Я нервничала. Откуда мне было знать, что он меня любит? Может, просто интрижка. Отчего мы вечно говорили «просто»? С другой стороны, в те времена мужчины и женщины примеряли друг друга небрежно, точно костюмы, и отбрасывали все, что не подходит.
Стук в дверь; я открывала, меня переполняло облегчение, желание. Он был такой моментальный, такой сгущенный. И все равно казалось, что ему нет предела. Потом мы лежали в этих кроватях под вечер, касались друг друга, разговаривали. Возможно, невозможно. Как поступить? Мы думали, у нас такие серьезные проблемы. Откуда нам было знать, что мы счастливы?
Но теперь я скучаю и по самим гостиничным номерам, даже по кошмарным картинкам на стенах, пейзажам с листопадами или тающим снегом на древесине, или женщинам в старинных костюмах, с личиками китайских кукол, с турнюрами и парасольками, или грустноглазым клоунам, или чашам с фруктами, мертвенными и жесткими. Свежие полотенца, готовые к порче, мусорные корзины гостеприимно разинули рты, заманивают беспечный мусор. Беспечный. В этих номерах я была беспечна. Я могла поднять телефонную трубку, и на подносе появлялась еда – еда, которую я сама выбрала. Вредная еда, без сомнения, да еще алкоголь. В ящиках шкафов валялись Библии, их сунуло туда какое-нибудь благотворительное общество, хотя, наверное, их почти никто не читал. И были открытки с видами гостиницы, можно было написать на открытке слова и послать кому захочется. Сейчас все это кажется нереальным; как будто сочиняешь.
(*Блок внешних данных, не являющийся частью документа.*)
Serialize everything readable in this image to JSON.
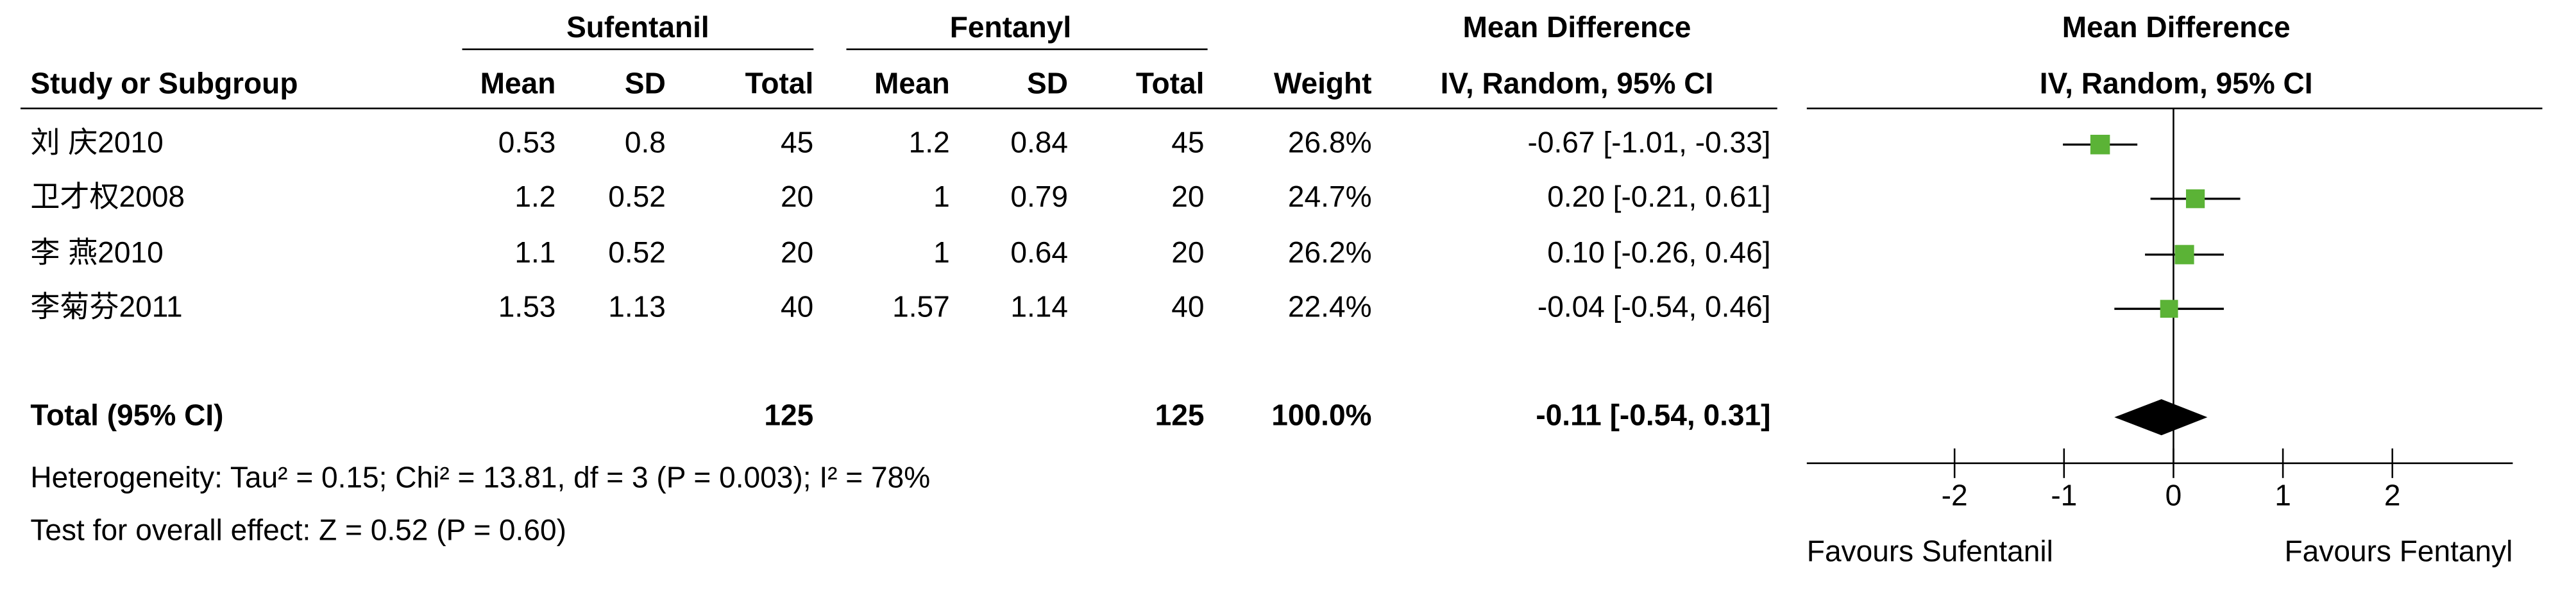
{
  "chart_data": {
    "type": "forest",
    "group_headers": [
      "Sufentanil",
      "Fentanyl",
      "Mean Difference",
      "Mean Difference"
    ],
    "columns": [
      "Study or Subgroup",
      "Mean",
      "SD",
      "Total",
      "Mean",
      "SD",
      "Total",
      "Weight",
      "IV, Random, 95% CI",
      "IV, Random, 95% CI"
    ],
    "studies": [
      {
        "name": "刘 庆2010",
        "exp_mean": 0.53,
        "exp_sd": 0.8,
        "exp_total": 45,
        "ctl_mean": 1.2,
        "ctl_sd": 0.84,
        "ctl_total": 45,
        "weight": 26.8,
        "weight_label": "26.8%",
        "md": -0.67,
        "ci": [
          -1.01,
          -0.33
        ],
        "md_label": "-0.67 [-1.01, -0.33]"
      },
      {
        "name": "卫才权2008",
        "exp_mean": 1.2,
        "exp_sd": 0.52,
        "exp_total": 20,
        "ctl_mean": 1,
        "ctl_sd": 0.79,
        "ctl_total": 20,
        "weight": 24.7,
        "weight_label": "24.7%",
        "md": 0.2,
        "ci": [
          -0.21,
          0.61
        ],
        "md_label": "0.20 [-0.21, 0.61]"
      },
      {
        "name": "李 燕2010",
        "exp_mean": 1.1,
        "exp_sd": 0.52,
        "exp_total": 20,
        "ctl_mean": 1,
        "ctl_sd": 0.64,
        "ctl_total": 20,
        "weight": 26.2,
        "weight_label": "26.2%",
        "md": 0.1,
        "ci": [
          -0.26,
          0.46
        ],
        "md_label": "0.10 [-0.26, 0.46]"
      },
      {
        "name": "李菊芬2011",
        "exp_mean": 1.53,
        "exp_sd": 1.13,
        "exp_total": 40,
        "ctl_mean": 1.57,
        "ctl_sd": 1.14,
        "ctl_total": 40,
        "weight": 22.4,
        "weight_label": "22.4%",
        "md": -0.04,
        "ci": [
          -0.54,
          0.46
        ],
        "md_label": "-0.04 [-0.54, 0.46]"
      }
    ],
    "total": {
      "name": "Total (95% CI)",
      "exp_total": 125,
      "ctl_total": 125,
      "weight": 100,
      "weight_label": "100.0%",
      "md": -0.11,
      "ci": [
        -0.54,
        0.31
      ],
      "md_label": "-0.11 [-0.54, 0.31]"
    },
    "heterogeneity": "Heterogeneity: Tau² = 0.15; Chi² = 13.81, df = 3 (P = 0.003); I² = 78%",
    "overall_effect": "Test for overall effect: Z = 0.52 (P = 0.60)",
    "xlim": [
      -3.35,
      3.1
    ],
    "xticks": [
      -2,
      -1,
      0,
      1,
      2
    ],
    "favours_left": "Favours Sufentanil",
    "favours_right": "Favours Fentanyl",
    "marker_color": "#5bb336",
    "total_color": "#000000"
  }
}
Так вот. Я обследовала эту комнату – неторопливо, значит, как гостиничный номер, не транжиря. Я не хотела обследовать ее за раз, я хотела, чтоб это продлилось. Про себя разделила ее на секторы; разрешала себе один сектор в день. И этот сектор я изучала с предельным тщанием: неровности штукатурки под обоями, царапины под верхним слоем краски на плинтусе и подоконнике, пятна на матрасе, ибо я далеко зашла: я даже поднимала покрывала и простыни с кровати, складывала их, по чуть-чуть, чтобы успеть разложить, если кто зайдет.
Пятна на матрасе. Точно высохшие лепестки. Давние. Старая любовь; в этой комнате не бывает иной.
Увидев это, эти улики, оставленные двумя людьми, улики любви или чего-то похожего, хотя бы желания, хотя бы касания двух людей, что ныне, должно быть, одряхлели или мертвы, я вновь застелила постель и легла. Я глядела в слепой штукатурный глаз потолка. Хотела почувствовать, как рядом лежит Люк. Эти приступы прошлого наваливаются, точно обмороки, в голове прокатывается волна. Порой они еле выносимы. Что же делать, что же делать, думала я. Ничего не сделаешь. Не меньше служит тот Высокой воле, кто стоит и ждет. Или лежит и ждет. Я знаю, отчего стекло в окне противоударное и почему убрали люстру. Я хотела почувствовать, как рядом лежит Люк, но не хватало места.
Шкаф я оставила до третьего дня. Сначала внимательно оглядела дверцы, снаружи и внутри, потом стенки с латунными крючками – как же это они проглядели крючки? Почему не сняли? Слишком близко к полу? Но все равно, один чулок – и готово. И трубка с пластиковыми вешалками, на них висят мои платья, красная шерстяная накидка для холодов, шаль. Я встала на колени, чтобы рассмотреть дно, и нашла: крохотные буковки, вроде довольно свежие, нацарапаны булавкой или, может, просто ногтем, в углу, куда падала самая густая тень: Nolite te bastardes carborundorum.
Я понятия не имела, что это означает или хотя бы на каком языке. Я подумала, может, латынь, но латыни я совсем не знала. И все же это послание, написанное и уже потому запрещенное, и его еще никто не нашел. Только я, кому оно адресовано. Оно адресовано той, которая придет следом.